Il me pria de venir à Rome ; court voyage qui me serait possible, la première fois que je ferais une station de vingt-huit jours à Marseille. Je verrais, grâce à lui, me promettait-il, le grand-maître Adriano Lemmi[1], le Chef d’Action politique de la franc-maçonnerie ; et, en effet, il me tint plus tard sa promesse. Par Cresponi, j’ai connu de près l’illustre frère Lemmi, qui a juré d’expulser, avant de mourir, la papauté de l’Italie. Et si je suis en mesure de consacrer au grand-maître romain un chapitre spécial, c’est à Cresponi que je le dois.

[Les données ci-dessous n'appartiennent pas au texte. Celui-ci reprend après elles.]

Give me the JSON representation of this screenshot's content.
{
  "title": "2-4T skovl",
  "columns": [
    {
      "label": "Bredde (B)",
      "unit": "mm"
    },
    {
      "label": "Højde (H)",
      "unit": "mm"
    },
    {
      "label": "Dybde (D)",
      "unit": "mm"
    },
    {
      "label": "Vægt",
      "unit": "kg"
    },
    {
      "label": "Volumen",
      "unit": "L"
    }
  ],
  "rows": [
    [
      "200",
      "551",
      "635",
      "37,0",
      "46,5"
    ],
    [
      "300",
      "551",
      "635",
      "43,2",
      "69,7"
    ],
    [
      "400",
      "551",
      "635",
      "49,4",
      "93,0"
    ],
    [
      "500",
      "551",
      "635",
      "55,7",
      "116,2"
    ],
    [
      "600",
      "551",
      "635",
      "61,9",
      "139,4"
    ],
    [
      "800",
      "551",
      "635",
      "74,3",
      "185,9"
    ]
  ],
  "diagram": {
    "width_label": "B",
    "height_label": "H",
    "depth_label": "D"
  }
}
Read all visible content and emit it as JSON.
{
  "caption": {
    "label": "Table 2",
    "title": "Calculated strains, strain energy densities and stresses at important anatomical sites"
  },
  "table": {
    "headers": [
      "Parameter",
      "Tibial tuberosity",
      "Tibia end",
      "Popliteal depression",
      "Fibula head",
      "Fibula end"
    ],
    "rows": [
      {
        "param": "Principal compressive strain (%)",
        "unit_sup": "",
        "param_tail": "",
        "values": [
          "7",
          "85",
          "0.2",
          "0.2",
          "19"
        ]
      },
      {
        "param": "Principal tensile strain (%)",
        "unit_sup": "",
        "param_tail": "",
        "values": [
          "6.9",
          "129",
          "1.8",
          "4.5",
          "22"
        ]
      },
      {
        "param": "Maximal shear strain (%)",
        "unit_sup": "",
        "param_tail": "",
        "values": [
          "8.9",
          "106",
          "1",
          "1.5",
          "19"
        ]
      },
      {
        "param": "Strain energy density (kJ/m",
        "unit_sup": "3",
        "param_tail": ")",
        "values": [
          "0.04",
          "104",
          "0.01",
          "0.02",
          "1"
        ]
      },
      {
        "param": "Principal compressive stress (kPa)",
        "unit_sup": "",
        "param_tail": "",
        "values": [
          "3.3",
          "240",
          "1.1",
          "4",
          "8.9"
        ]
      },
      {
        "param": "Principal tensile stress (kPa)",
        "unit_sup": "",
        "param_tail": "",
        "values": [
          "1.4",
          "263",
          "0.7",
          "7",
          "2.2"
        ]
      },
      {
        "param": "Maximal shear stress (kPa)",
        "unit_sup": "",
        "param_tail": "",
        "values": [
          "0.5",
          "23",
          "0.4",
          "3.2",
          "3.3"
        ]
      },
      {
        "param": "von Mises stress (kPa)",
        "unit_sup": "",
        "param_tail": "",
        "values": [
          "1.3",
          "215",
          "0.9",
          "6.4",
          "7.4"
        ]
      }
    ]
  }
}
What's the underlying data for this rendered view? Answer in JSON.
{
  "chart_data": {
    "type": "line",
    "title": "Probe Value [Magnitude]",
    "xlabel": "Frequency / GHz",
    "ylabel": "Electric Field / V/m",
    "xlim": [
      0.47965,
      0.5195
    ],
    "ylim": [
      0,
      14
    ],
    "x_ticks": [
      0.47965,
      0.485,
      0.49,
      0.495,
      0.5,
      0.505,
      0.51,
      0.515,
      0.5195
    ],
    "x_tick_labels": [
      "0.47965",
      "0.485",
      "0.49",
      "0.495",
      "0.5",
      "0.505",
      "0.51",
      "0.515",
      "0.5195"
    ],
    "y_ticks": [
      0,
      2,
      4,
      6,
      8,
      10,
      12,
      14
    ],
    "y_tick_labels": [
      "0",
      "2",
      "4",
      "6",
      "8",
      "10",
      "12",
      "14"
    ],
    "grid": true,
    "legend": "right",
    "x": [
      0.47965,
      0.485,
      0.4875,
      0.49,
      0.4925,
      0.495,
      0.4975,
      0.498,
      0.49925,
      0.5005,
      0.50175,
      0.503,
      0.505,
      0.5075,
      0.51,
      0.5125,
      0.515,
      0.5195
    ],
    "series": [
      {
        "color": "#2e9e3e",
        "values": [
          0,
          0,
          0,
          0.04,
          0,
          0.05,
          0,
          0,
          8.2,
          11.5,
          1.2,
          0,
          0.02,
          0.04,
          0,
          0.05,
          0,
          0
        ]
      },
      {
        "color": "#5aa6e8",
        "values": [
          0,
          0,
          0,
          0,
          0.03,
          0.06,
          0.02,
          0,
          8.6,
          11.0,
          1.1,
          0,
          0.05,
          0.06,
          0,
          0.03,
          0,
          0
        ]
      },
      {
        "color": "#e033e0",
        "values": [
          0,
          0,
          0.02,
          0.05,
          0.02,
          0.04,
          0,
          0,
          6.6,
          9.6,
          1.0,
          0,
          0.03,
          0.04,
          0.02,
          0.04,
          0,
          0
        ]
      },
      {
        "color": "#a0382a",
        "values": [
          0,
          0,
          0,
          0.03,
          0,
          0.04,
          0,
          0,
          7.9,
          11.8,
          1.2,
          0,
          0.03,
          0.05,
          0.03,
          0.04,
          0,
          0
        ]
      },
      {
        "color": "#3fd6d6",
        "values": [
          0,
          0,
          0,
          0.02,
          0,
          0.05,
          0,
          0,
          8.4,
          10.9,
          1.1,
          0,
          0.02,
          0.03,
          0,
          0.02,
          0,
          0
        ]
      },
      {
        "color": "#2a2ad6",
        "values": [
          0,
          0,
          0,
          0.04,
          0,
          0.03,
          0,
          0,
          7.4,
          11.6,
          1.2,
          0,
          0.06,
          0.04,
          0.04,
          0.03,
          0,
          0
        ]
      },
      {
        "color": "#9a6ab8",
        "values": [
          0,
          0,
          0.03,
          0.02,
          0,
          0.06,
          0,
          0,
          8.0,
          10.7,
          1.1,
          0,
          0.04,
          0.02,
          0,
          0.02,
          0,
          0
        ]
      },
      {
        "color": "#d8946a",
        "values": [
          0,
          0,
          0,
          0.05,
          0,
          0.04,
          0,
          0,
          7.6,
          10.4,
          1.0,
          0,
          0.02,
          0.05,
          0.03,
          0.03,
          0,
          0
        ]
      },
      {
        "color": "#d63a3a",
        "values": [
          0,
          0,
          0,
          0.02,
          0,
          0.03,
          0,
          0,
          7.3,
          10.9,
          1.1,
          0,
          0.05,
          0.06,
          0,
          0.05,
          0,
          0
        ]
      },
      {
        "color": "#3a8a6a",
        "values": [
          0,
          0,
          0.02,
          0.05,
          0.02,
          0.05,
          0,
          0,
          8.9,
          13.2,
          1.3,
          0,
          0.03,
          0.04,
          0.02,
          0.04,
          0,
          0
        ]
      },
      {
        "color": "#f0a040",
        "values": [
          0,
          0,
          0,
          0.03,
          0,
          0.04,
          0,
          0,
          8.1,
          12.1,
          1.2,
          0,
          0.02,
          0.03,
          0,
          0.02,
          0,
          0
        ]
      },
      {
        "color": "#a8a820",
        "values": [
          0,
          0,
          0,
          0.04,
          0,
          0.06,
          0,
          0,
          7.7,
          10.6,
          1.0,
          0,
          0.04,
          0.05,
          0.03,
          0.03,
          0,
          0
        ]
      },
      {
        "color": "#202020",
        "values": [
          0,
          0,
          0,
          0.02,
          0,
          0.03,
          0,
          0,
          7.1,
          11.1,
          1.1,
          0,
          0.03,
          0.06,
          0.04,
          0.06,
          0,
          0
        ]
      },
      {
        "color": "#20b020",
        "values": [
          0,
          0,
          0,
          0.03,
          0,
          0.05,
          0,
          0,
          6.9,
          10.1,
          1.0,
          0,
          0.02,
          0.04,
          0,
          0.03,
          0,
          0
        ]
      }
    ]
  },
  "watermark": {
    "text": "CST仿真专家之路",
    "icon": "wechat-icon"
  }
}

Certes, je crois fort aussi que, lorsque ces lignes tomberont sous les yeux de mon ami Tomaso Cresponi, il esquissera sans doute une vilaine grimace, et peut-être me gardera-t-il rancune de mon indiscrétion. Mais, baste ! s’il me fallait prendre souci des rancunes et des grimaces des gros

  1. Si des francs-maçons me lisent, je les prie de ne pas croire à une erreur de ma part lorsque je cite le nom d’Adriano Lemmi comme étant celui du grand-maître d’Italie en 1880. Le frère Garibaldi, grand-maître titulaire, vivait retiré dans son îlot de Capera, et le véritable grand-maître, celui auprès de qui les diverses autorités maçonniques accréditaient leurs représentants dits Garants d’Amitié, était bien le frère Lemmi, portant le titre de grand-maître adjoint. Il en fut de même sous la grande maîtrise du successeur de Garibaldi ; c’est toujours Lemmi, qui a réellement exercé le pouvoir. J’ai fait la connaissance d’Adriano Lemmi, en 1882, lors d’un voyage à Rome, où je me trouvai en compagnie de nombreux francs-maçons français, notamment le frère Yves Guyot, dont je narrerai certaines transes, et qui ne doit pas avoir oublié la cérémonie d’intronisation du frère Giuseppe Petroni comme grand-maître titulaire, ni la réunion du palazetto Sciarra où furent proférées les plus odieuses menaces contre le Vatican.